Home Archive 18/May/2016 12:29 PM

Palestinian Detainee Resumes Hunger Strike against Detention without Trial

RAMALLAH, May 18, 2016 (WAFA) – Palestinian detainee in Israeli jails Sami Janazrah has resumed his hunger strike in protest of being detained without a charge or trial, one week after he decided to suspend his 70-day hunger strike.

Jawad Boulus, head of the legal unit at the Palestinian Prisoners’ Society (PPS), said the Israeli general prosecutor had asked the Supreme Court to give it seven more days to investigate Janazrah.

Boulus said he objected to the general prosecutor’s request and asked the Supreme Court to cancel his illegal administrative detention, without a charge or trial.

Along with Janazrah, two other Palestinian administrative detainees in Israeli jails, Adeeb Mafarjeh and Foaad Assi, have been hunger striking for over two months in protest of their administrative detention.

There are more than 500 Palestinian prisoners being held under administrative detention, a controversial Israeli practice that allows detention of Palestinians without charge or trial for up to sex-month intervals that can be renewed indefinitely.

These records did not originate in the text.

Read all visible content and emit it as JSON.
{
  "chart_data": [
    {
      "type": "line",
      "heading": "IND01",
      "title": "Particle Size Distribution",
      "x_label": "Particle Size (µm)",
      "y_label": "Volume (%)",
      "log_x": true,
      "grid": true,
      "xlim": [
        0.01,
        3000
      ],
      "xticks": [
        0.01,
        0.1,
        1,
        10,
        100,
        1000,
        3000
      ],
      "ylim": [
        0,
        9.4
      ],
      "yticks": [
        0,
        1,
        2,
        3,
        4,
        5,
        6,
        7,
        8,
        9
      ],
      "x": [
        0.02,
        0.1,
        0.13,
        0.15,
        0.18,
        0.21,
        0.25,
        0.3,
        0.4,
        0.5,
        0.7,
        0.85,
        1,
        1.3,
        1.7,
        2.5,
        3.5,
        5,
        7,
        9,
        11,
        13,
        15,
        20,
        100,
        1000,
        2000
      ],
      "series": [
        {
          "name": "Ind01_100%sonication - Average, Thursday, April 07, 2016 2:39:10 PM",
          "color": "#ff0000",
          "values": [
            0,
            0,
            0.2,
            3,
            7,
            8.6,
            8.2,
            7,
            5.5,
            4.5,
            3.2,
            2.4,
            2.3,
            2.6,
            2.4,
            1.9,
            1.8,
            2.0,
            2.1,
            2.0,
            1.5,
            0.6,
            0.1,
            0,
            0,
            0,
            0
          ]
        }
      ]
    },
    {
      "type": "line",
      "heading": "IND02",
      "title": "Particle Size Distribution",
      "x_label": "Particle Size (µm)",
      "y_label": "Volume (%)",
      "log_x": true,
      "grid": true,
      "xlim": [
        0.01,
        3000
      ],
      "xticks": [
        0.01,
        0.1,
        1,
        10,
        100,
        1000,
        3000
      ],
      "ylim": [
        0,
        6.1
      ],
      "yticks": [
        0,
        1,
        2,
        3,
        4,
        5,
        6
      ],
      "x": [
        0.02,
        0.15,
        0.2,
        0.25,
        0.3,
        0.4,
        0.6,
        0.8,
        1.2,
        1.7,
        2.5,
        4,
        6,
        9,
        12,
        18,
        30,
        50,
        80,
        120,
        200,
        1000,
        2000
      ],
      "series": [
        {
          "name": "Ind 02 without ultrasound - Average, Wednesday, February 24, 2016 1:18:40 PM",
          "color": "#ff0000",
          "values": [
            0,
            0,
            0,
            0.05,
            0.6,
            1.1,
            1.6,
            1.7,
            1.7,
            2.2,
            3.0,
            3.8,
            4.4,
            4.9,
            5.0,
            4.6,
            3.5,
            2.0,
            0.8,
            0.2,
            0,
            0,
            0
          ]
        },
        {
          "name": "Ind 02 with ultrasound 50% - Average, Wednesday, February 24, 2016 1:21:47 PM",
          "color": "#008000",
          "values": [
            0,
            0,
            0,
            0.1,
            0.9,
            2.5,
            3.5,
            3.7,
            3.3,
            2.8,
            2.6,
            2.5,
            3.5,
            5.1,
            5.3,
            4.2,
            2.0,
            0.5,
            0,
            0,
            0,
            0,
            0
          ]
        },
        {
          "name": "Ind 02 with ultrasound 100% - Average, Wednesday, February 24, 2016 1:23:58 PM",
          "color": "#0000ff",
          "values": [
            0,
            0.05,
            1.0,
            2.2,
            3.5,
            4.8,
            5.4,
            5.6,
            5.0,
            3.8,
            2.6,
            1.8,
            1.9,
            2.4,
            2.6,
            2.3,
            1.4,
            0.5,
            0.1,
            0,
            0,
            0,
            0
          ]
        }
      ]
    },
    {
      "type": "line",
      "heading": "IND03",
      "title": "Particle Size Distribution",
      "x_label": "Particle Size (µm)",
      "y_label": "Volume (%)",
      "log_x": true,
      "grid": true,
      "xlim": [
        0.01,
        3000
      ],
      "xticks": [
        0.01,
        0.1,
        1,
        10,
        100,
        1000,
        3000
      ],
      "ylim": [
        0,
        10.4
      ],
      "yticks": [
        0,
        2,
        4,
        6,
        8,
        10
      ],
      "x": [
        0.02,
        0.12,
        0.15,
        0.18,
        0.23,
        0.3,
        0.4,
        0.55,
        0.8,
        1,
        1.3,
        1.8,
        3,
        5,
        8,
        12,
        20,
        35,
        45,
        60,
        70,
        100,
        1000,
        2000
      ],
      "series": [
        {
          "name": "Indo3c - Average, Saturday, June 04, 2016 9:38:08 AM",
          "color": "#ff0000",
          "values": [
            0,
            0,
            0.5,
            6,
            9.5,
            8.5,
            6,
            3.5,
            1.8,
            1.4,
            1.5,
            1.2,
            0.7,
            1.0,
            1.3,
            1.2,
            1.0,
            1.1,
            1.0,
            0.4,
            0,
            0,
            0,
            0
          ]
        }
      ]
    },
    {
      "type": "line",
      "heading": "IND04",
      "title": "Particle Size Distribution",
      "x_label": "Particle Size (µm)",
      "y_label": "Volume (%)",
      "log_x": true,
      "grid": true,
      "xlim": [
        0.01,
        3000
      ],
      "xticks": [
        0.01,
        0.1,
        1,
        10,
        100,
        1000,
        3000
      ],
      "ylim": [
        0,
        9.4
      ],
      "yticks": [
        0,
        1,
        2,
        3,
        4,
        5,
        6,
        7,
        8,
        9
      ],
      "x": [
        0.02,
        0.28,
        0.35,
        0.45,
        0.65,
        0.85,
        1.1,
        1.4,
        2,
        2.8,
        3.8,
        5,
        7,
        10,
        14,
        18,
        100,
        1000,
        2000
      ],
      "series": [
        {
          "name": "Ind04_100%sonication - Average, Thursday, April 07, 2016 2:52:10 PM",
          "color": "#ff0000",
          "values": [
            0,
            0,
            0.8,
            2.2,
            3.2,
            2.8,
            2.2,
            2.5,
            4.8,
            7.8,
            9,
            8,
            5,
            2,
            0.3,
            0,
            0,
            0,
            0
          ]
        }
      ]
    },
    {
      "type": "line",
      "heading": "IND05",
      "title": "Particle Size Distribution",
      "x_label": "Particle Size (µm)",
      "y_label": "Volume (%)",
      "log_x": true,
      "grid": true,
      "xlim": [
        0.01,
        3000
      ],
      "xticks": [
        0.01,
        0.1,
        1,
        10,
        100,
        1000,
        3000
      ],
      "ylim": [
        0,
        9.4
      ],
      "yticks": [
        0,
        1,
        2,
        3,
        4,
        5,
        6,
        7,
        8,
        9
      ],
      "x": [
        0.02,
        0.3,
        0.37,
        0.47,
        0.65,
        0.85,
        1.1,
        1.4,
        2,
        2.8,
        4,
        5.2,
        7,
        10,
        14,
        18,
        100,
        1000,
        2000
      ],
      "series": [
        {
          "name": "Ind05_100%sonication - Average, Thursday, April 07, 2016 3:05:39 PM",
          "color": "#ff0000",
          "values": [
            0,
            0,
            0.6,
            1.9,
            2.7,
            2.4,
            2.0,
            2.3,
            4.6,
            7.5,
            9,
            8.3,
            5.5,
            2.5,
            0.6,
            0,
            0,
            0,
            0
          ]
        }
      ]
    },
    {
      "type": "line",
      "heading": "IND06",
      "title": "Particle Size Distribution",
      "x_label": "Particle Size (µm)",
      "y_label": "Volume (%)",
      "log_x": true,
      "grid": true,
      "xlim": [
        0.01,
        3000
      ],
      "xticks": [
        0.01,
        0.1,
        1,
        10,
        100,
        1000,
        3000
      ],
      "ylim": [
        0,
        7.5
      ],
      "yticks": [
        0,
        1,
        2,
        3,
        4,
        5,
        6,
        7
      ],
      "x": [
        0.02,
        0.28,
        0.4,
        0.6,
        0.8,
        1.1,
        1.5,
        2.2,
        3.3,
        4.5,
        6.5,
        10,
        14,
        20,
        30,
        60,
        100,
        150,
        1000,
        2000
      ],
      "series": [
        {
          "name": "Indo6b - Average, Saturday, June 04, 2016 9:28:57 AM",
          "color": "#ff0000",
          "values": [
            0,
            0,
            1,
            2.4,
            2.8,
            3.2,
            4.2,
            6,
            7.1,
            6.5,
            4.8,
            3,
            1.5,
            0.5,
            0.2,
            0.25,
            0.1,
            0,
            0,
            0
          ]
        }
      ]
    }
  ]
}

Israeli officials claim the practice is an essential tool in preventing attacks and protecting sensitive intelligence, but it has been strongly criticized by the international community as well as by both Israeli and Palestinian rights groups.

The Israeli human rights organization, B’Tselem, said international law stipulates that administrative detention may be exercised only in very exceptional cases. Nevertheless, Israeli authorities routinely employ administrative detention on thousands of Palestinians.

Israel uses administrative detention regularly as a form of collective punishment and mass detention of Palestinians, and frequently uses administrative detention when it fails to obtain confessions in interrogations of Palestinian detainees.

Palestinian detainees have continuously resorted to open-ended hunger strikes as a way to protest their illegal administrative detention and to demand an end to this policy, which violates international law.